THE SCIENTIST; Volume 10, No. 22 November 11, 1996
S.J. Silber, Z.P. Nagy, J. Liu, H. Godoy, R Devroey, A.C. Van Steirteghem, “Conventional in vitro fertilization versus intracytoplasmic sperm injection for patients requiring microsurgical sperm injection,” Human Reproduction, 9:1705-9,1994. (Cited in more than 50 papers as of October 1996)
Comments by Sherman J. Silber, St. Luke’s Hospital, St. Louis
For years, one of the most frustrating causes of male infertility was the congenital absence of the vas deferens, in addition to other irreparable obstructions. Affected men usually can make sperm, but the sperm have no way of leaving the epididymis and reaching the egg. Doctors can remove sperm from the epididymis-a long, coiled microscopic tube that carries sperm from the testicle to the vas deferens-for in vitro fertilization. However, success rates in the past for the procedure have been poor.
In 1992, Sherman Silber, director of in vitro fertilization and microsurgery at the Infertility Center of St. Louis at St. Luke’s Hospital, along with colleagues there and at Brussels Dutch Speaking Free University, developed a technique aimed at circumventing such problems. The technique, intracytoplasmic sperm injection (ICSI), entails injecting a single sperm into an egg.
According to Silber, when sperm are removed from the epididymis, such “retrieved sperm” have a low fertilization and pregnancy success rate when used in conventional in vitro fertilization (IVF), which typically entails mixing sperm and egg in a laboratory dish.
This paper is the first report in which the researchers used ICSI with sperm retrieved from the epididymis of males with otherwise irreparable obstructive azoospermia. The sperm achieved a normal fertilization and pregnancy success rate.
In 1988, Silber and his colleagues began surgically retrieving sperm from the blocked epididymis to use in IVF. But the results were poor; only 7 percent of the fertilizations progressed to pregnancy.
The success surprised Silber. “We never thought this would work,” he recalls. “There had been 10 years of experimenting with injecting sperm into areas surrounding the egg with little success. We were shocked that when we injected testicular sperm into the egg itself we could get normal fertilization and pregnancy rates.”
Silber cites several causes of male sterility. Some 40,000 men in the United States have congenital absence of the vas deferens. Another 40,000 have inflammation of the epididymis. “We estimate [there are] about 200,000 who suffer from obstructive azoospermia causing sterility.”
Silber believes the paper has been cited so frequently because the work represents a “gigantic breakthrough for male infertility.”

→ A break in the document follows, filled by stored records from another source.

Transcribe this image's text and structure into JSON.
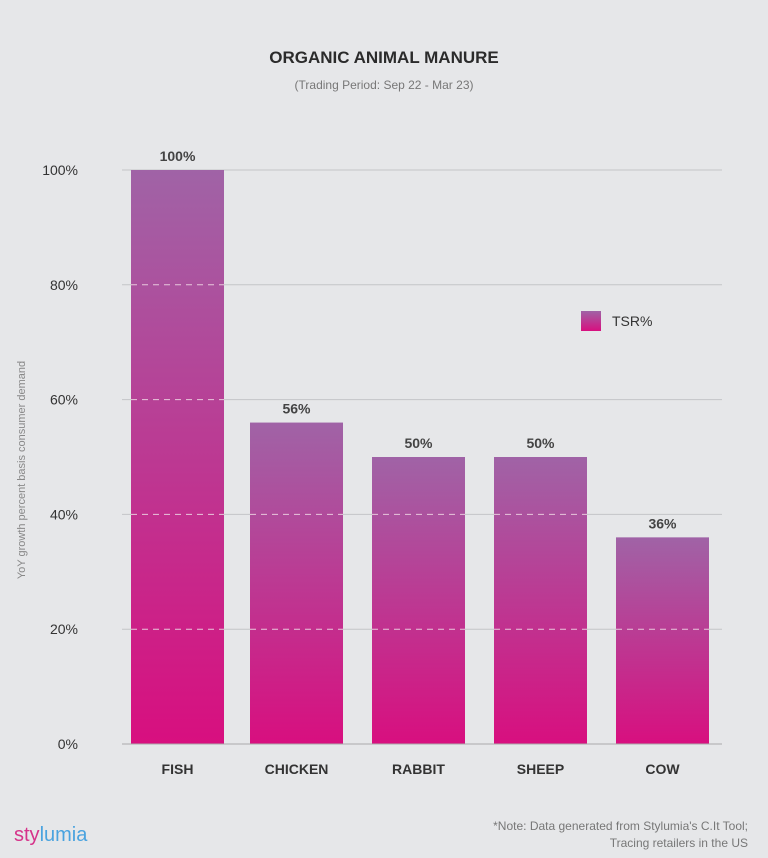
{
  "chart_data": {
    "type": "bar",
    "title": "ORGANIC ANIMAL MANURE",
    "subtitle": "(Trading Period: Sep 22 - Mar 23)",
    "ylabel": "YoY growth percent basis consumer demand",
    "xlabel": "",
    "categories": [
      "FISH",
      "CHICKEN",
      "RABBIT",
      "SHEEP",
      "COW"
    ],
    "series": [
      {
        "name": "TSR%",
        "values": [
          100,
          56,
          50,
          50,
          36
        ]
      }
    ],
    "data_labels": [
      "100%",
      "56%",
      "50%",
      "50%",
      "36%"
    ],
    "ylim": [
      0,
      100
    ],
    "yticks": [
      0,
      20,
      40,
      60,
      80,
      100
    ],
    "ytick_labels": [
      "0%",
      "20%",
      "40%",
      "60%",
      "80%",
      "100%"
    ],
    "grid": true,
    "legend_position": "right",
    "colors": {
      "bar_top": "#a063a6",
      "bar_bottom": "#d80f7f",
      "grid": "#c4c5c8",
      "background": "#e6e7e9"
    }
  },
  "footer": {
    "logo_part1": "sty",
    "logo_part2": "lumia",
    "note_line1": "*Note: Data generated from Stylumia's C.It Tool;",
    "note_line2": "Tracing retailers in the US"
  }
}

In another paper (S.J. Silber et al., Human Reproduction, 10:148-52, 1995), he was able to show that using ICSI with sperm from a small piece of removed testicular tissue, he could still obtain fertilization and pregnancy rates that were fairly normal. Such sperm are normally even less motile and weaker than epididymal sperm.
Subsequently, the researchers found that even men with nonobstructive azoospermia, in which they are not making sperm, still produced immature sperm, or spermatids (S.J. Silber et al., Fertility and Sterility, 66:110-17, 1996). “Now we can deal not only with a low sperm count, but even [with] a zero sperm count, and the man can be fertile,” he says, referring to patients who do not produce mature sperm. “You inject those immature sperm into the [female partner’s] egg and the fertilization and pregnancy rates are no different than normal,” Silber says. “Those three papers span a progression: retrieving epididymal sperm from those with obstructon to retrieving testicular sperm from those who don’t have the ductwork to retrieving it from those who can’t make the sperm.

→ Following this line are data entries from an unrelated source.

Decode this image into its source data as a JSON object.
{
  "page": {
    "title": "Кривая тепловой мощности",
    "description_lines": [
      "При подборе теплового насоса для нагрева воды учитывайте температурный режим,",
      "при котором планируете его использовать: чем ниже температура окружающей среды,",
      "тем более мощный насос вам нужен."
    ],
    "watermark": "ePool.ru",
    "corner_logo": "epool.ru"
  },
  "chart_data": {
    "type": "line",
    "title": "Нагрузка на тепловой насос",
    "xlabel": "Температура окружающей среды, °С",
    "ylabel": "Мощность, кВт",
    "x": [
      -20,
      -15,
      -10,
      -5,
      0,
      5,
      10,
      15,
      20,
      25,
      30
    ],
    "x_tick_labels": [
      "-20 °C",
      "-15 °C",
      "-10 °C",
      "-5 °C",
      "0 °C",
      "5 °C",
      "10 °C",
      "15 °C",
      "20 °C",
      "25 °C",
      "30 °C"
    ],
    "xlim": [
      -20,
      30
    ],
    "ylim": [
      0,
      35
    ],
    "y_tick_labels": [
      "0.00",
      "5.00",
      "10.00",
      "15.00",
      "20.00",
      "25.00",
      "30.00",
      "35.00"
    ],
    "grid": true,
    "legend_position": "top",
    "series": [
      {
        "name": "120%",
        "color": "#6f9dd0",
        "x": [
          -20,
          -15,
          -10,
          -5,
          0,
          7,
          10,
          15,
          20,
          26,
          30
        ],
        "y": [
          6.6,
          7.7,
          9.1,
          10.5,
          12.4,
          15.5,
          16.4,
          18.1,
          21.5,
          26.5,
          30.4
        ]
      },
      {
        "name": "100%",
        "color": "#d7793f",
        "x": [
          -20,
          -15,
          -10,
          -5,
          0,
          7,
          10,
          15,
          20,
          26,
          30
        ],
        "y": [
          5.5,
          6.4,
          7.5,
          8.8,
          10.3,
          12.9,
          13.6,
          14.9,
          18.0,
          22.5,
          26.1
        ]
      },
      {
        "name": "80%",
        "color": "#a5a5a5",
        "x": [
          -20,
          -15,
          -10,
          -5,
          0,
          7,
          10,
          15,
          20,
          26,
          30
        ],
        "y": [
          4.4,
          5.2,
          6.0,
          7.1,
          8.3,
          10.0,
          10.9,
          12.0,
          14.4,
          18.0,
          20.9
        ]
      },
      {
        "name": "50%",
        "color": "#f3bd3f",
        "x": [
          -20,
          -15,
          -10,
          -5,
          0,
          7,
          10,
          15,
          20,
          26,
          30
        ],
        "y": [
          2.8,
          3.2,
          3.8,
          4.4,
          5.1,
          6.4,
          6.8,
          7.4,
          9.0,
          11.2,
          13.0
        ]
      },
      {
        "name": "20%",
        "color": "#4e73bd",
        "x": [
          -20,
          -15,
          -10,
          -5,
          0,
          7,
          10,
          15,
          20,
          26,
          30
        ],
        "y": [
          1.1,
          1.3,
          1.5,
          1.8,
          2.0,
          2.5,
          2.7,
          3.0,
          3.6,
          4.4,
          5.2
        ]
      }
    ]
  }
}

Silber believes the revolution in genetic testing will play a huge role in the future of fertility research. “Preimplantation genetic diagnosis is the next step in development,” he notes.

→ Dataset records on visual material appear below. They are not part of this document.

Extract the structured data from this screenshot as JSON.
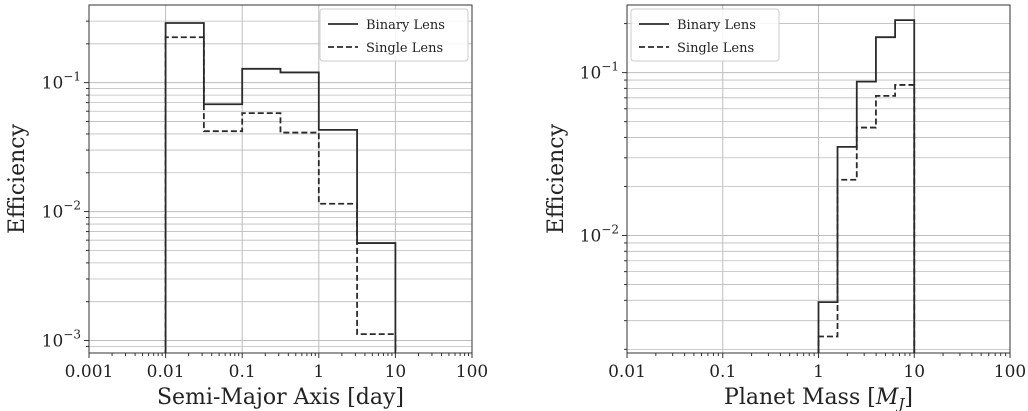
{
  "chart_data": [
    {
      "type": "step-histogram",
      "xscale": "log",
      "yscale": "log",
      "xlim": [
        0.001,
        100
      ],
      "ylim": [
        0.0008,
        0.4
      ],
      "grid": true,
      "legend_position": "top-right",
      "xlabel": "Semi-Major Axis [day]",
      "ylabel": "Efficiency",
      "xticks": [
        {
          "value": 0.001,
          "label": "0.001"
        },
        {
          "value": 0.01,
          "label": "0.01"
        },
        {
          "value": 0.1,
          "label": "0.1"
        },
        {
          "value": 1,
          "label": "1"
        },
        {
          "value": 10,
          "label": "10"
        },
        {
          "value": 100,
          "label": "100"
        }
      ],
      "yticks": [
        {
          "value": 0.001,
          "base": "10",
          "exp": "−3"
        },
        {
          "value": 0.01,
          "base": "10",
          "exp": "−2"
        },
        {
          "value": 0.1,
          "base": "10",
          "exp": "−1"
        }
      ],
      "bin_edges": [
        0.01,
        0.0316,
        0.1,
        0.316,
        1,
        3.16,
        10
      ],
      "series": [
        {
          "name": "Binary Lens",
          "style": "solid",
          "values": [
            0.29,
            0.068,
            0.128,
            0.12,
            0.043,
            0.0057
          ]
        },
        {
          "name": "Single Lens",
          "style": "dashed",
          "values": [
            0.225,
            0.042,
            0.058,
            0.041,
            0.0115,
            0.00112
          ]
        }
      ]
    },
    {
      "type": "step-histogram",
      "xscale": "log",
      "yscale": "log",
      "xlim": [
        0.01,
        100
      ],
      "ylim": [
        0.0019,
        0.26
      ],
      "grid": true,
      "legend_position": "top-left",
      "xlabel": "Planet Mass [",
      "xlabel_math": "M",
      "xlabel_sub": "J",
      "xlabel_close": "]",
      "ylabel": "Efficiency",
      "xticks": [
        {
          "value": 0.01,
          "label": "0.01"
        },
        {
          "value": 0.1,
          "label": "0.1"
        },
        {
          "value": 1,
          "label": "1"
        },
        {
          "value": 10,
          "label": "10"
        },
        {
          "value": 100,
          "label": "100"
        }
      ],
      "yticks": [
        {
          "value": 0.01,
          "base": "10",
          "exp": "−2"
        },
        {
          "value": 0.1,
          "base": "10",
          "exp": "−1"
        }
      ],
      "bin_edges": [
        1,
        1.58,
        2.51,
        3.98,
        6.31,
        10
      ],
      "series": [
        {
          "name": "Binary Lens",
          "style": "solid",
          "values": [
            0.0039,
            0.035,
            0.088,
            0.165,
            0.21
          ]
        },
        {
          "name": "Single Lens",
          "style": "dashed",
          "values": [
            0.0024,
            0.022,
            0.046,
            0.072,
            0.084
          ]
        }
      ]
    }
  ],
  "colors": {
    "line": "#2b2b2b",
    "grid": "#bdbdbd",
    "axes": "#333333"
  }
}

According to Silber, if the human genome is sequenced by 2004, there will be better techniques to test the human blastomere for genetic disease. What’s more, “in five to 10 years micromanipulation surgical technique-really microsurgery on the embryo-will result in embryo biopsy.” This, Silber says, will help couples who are at risk of passing genetic disease to their offspring.